Here’s the real crux of the situation – we choose to make these changes out of love. I have decided to be an active participant in the work to fix these problems as long as I’m a practicing midwife BECAUSE I so love the work I do and I so love the clients I serve. I love my birth community, I love my peers, and I love each and every one of you and that’s precisely why I am willing to do this hard work. It is that love that pushes me on and gives me the strength to continue and it is that same love that inspires me every time I see change being made.

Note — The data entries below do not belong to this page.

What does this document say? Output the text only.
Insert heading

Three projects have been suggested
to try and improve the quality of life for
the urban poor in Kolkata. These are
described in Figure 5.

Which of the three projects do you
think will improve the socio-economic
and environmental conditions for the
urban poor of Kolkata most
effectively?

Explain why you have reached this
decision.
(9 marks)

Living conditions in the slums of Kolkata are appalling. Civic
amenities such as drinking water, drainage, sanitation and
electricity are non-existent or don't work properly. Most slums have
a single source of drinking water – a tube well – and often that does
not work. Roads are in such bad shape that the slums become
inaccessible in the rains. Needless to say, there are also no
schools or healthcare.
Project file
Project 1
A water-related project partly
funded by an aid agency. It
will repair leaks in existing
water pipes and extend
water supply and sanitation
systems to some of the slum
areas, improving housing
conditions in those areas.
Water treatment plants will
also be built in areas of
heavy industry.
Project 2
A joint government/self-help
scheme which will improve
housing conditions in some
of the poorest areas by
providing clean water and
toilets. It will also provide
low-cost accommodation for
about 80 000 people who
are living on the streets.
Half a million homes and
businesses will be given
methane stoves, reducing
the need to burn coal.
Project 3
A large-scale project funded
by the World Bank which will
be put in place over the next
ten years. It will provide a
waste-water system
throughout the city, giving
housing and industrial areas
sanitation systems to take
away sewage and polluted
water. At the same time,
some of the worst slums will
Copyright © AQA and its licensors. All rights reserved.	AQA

There are so many places to start:

  • Take a good anti-racism or anti-oppression training in your area. Attend relevant workshops at MANA conferences. Read books, websites, blogs, anything you can get your hands on. Do not ever stop learning.
  • Know your history as midwives and share it with your peers and clients. Make sure people know that what you do was built on the backs of immigrant women, black Grand midwives in the deep south, and Latina parteras in the southwest. Don’t let anyone believe the myth that Ina May Gaskin single-handedly resurrected a dead profession from the ashes. Not even she believes that.
  • Begin to get involved with reproductive justice groups.
  • Tap your local birth community for people you respect who are already engaged in this work. Find our how you can be involved.
  • Seek out allies to start having conversations about race with.
  • Find out ways to serve women of color and the organizations that support them in your community.
  • Advertise and do outreach to women of color in your community, make sure they are knowledgeable about midwifery care as an option. Make sure they feel welcome and included in your client activities. Begin to change your demographics and you will begin to change birth outcomes.
  • Seek out other birth professionals of color to collaborate with. Are the doulas, lactation consultants, ultrasonographers, massage therapists, chiropractors, and acupuncturists, that you refer to all white? Change that if you can. Add new referrals to your list. Be on the look-out for qualified and competent professionals of color to refer to.
  •  Join the national conversation. What changes can be made to MANA, NACPM, MEAC, the MAMA Campaign and your local and state organizations? Can you help them come to an awareness of the seriousness of this issue and begin actively working towards combating it?
  • Train women of color as midwives, because they are our future.
  • End the institutionalized racism women of color experience in the medical system and commit to making sure that women never experience those kinds of indignities and injustices in your practice. Ever.

I personally challenge each and every one of you to utilize your incredible skill, tools, and love as midwives to make significant change regarding race-based maternal and infant mortality rates in North America. I urge you to make solving this problem a significant focus of your lives and practices. My deepest hope is that you find the challenge and reward, and the joy that is there in this transformative work. My dream is that your soul will catch on fire with the need and drive to do this work out in the world and that it will sustain you in all the years to come. You are the next generation of midwives and through your actions, we can transform midwifery care into a profession that truly is for ALL women.